I've never tried to hide it. And it's an illness that strikes every now and then to a point where, for a while, I am unable to function the way I normally do, so anyone close to me knows about it. I have talked several times on this blog about being on medication. But when I'm feeling good, it really isn't something I think about a lot. Actually, that's bollocks. I may not say it out loud, but I think about it every day, in much the same way that I imagine an ex-alcoholic thinks about his alcoholism. I thank my lucky stars, every single day, a) that I got depression in the first place and b) that I am one of the very fortunate ones who can live with it quite happily, 99% of the time. Because yes, I am grateful for it. The therapy I've had, the lessons I've learned, the decisions I've been forced to take as a result of it - I am, without question, utterly different than I would have been without the diagnosis and I am, I believe, a much happier, kinder, more appreciative, sensitive, relaxed individual, and I think I'll be a better friend and, one day, a better mother as a result. Obviously every now and then, the snake takes up residence, and that sucks. But we all have crosses to bear, and as far as the available crosses go, this one suits me OK.

That's not to say it's been easy, though. Grania arrived at midnight last night after I'd sent out a 3pm SOS admitting that I'd realised I wouldn't be able to leave the house this morning without third party assistance. We slept and then woke up early and did yoga, and I washed my hair and put on the clothes I'd laid out last night, and it was all going extremely well, and then we were outside and I put my key in the door and tried to turn it and burst into tears, and said I couldn't do it, even though inside my head I was shouting, 'OH COME ON you loser, turn the freaking key and go to work you cretin,' and eventually she coaxed me, sobbing as though something serious had happened, down the stairs of my building and outside, ignoring my teary suggestion that I couldn't go to work because I was too ugly, and eventually I followed her uncomplainingly, and we crossed the road, and she herded me, sheepdog-like, into the tube station, sensibly worried that I might dart back home the moment her back was turned, and I went through the barriers and down the escalators on my own, and got on the tube, and twenty minutes later I was literally fine. Fragile and shattered, but fine.

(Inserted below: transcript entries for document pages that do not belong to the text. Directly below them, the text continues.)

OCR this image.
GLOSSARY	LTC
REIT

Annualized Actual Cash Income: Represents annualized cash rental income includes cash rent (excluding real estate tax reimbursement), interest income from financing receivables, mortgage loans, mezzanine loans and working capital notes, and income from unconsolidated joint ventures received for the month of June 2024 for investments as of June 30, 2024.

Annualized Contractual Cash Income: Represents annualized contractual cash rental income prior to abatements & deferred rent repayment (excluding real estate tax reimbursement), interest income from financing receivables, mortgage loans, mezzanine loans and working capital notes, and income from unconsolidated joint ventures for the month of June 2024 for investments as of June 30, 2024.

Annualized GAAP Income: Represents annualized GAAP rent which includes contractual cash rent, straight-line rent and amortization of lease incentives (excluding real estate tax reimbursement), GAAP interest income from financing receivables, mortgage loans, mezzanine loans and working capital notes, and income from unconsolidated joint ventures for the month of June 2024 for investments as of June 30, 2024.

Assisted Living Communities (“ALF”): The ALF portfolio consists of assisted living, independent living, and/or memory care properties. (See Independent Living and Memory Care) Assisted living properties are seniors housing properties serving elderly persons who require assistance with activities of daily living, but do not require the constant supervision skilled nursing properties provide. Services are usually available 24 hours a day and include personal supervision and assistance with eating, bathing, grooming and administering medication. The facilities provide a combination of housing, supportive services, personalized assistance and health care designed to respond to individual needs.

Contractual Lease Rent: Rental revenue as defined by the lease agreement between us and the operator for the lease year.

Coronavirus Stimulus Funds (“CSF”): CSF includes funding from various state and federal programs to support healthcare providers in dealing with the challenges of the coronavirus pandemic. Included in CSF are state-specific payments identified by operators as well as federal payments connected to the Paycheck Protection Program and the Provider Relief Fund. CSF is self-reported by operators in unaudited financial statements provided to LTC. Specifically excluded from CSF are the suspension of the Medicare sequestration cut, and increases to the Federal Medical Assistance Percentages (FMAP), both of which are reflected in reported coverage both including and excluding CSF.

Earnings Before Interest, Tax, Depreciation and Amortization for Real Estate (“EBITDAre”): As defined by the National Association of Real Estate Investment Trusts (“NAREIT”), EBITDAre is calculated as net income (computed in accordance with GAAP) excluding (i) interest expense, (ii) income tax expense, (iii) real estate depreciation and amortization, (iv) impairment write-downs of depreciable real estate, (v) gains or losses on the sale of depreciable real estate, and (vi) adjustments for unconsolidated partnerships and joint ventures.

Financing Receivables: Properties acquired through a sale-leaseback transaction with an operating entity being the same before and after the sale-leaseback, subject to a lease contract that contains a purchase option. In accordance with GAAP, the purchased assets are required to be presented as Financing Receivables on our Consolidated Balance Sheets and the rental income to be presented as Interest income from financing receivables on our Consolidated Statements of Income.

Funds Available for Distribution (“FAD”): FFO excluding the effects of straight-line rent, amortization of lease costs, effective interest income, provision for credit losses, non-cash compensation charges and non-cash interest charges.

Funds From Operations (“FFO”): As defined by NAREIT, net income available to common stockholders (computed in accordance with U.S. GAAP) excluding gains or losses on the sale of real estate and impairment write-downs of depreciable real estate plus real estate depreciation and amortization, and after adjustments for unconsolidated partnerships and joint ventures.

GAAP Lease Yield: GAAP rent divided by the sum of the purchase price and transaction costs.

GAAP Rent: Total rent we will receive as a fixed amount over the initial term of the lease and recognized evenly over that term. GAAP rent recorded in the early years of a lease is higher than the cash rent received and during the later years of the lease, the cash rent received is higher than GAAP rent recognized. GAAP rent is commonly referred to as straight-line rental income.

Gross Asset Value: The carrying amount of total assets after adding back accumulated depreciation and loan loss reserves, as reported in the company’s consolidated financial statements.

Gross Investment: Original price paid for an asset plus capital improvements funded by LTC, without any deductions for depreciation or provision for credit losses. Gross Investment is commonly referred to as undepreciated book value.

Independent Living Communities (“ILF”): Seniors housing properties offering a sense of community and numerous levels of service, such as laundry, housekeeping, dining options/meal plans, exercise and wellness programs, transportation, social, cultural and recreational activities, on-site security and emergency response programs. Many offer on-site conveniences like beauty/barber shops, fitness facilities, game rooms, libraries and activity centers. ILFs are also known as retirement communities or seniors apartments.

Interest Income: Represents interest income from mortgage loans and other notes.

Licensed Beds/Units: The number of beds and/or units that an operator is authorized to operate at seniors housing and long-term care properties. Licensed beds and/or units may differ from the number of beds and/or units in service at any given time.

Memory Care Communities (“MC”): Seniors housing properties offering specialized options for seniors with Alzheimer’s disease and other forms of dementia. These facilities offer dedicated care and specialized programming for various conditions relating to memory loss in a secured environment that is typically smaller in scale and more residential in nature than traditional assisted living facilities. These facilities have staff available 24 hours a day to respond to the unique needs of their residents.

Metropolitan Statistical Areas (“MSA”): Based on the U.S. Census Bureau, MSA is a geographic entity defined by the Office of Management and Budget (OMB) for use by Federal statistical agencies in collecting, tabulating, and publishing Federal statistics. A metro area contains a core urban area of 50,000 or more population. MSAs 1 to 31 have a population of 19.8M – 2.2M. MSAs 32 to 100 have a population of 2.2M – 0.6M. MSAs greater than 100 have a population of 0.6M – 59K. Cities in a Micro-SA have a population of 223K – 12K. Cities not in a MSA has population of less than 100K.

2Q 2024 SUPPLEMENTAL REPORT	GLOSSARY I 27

Anyway, the point was, why mention it? There's a stigma about depression. Some people find it shocking. Why not just shut up about it, keep schtum, and restrict myself to talking about tripping up the stairs in front of Lily Allen or similar? [NB this has not yet happened]. It's such a big part of who I am, though. Not always obvious, but always there - like diabetes. Writing about the past few days and not mentioning it would have felt like lying. And not writing anything at all for the past few days would have felt dishonest too, like this blog is only about the good times, whereas I believe strongly that LLFF is for the rough and the smooth. I have a lot of smooth, so it's only fair to admit that there's rough too. If not, you'd just get a sanitized version of a life, just another stream of 'Wheeee, I'm off on holiday!' and 'Look! Another really fun thing happened to me!' inanity - and we've all got far too much access to that kind of edited crap on Facebook. I am mostly great, but I sometimes suck, and if I were reading about you, I wouldn't want just one or the other as it would smack of bullshit. And really, there's no significant downside to the honesty policy besides the fact that no one who reads it will ever want to marry me. But fortunately, I don't want to get married anyway, so who's laughing now? Hmmm? [Note to self: this is utterly unconvincing]. Still, I'm guessing they were going to find out sooner or later. [Note to self: this argument is flawed. When it comes to major personality disorders, later tends to be better]. OK shut up.

So anyway, now I'm back home, knackered after a long day, and I have no idea how tomorrow morning will pan out but I'm going it alone so fingers crossed. I feel - tentatively - as though this stint is broken, though. I have high hopes that the snake is retreating. And, all being well, that'll be it for the next few months or years. I had a knock, and I got sick, and it spiralled. These things happen. But after a tough week or so, I'm on the upswing, I'm doing my best and that is, as we all know full well, all we can do. On tonight's menu, a dry Riesling that Simon bought me for my birthday in 2007, and a guilty pleasure dinner: homemade tomato and tuna pasta sauce with caramalised onions and garlic. But no pasta. Just a thick layer of mature cheddar. Mmmmmmm. Molten cheeeeeeeeese. Heroin chic, fortunately, is so last decade.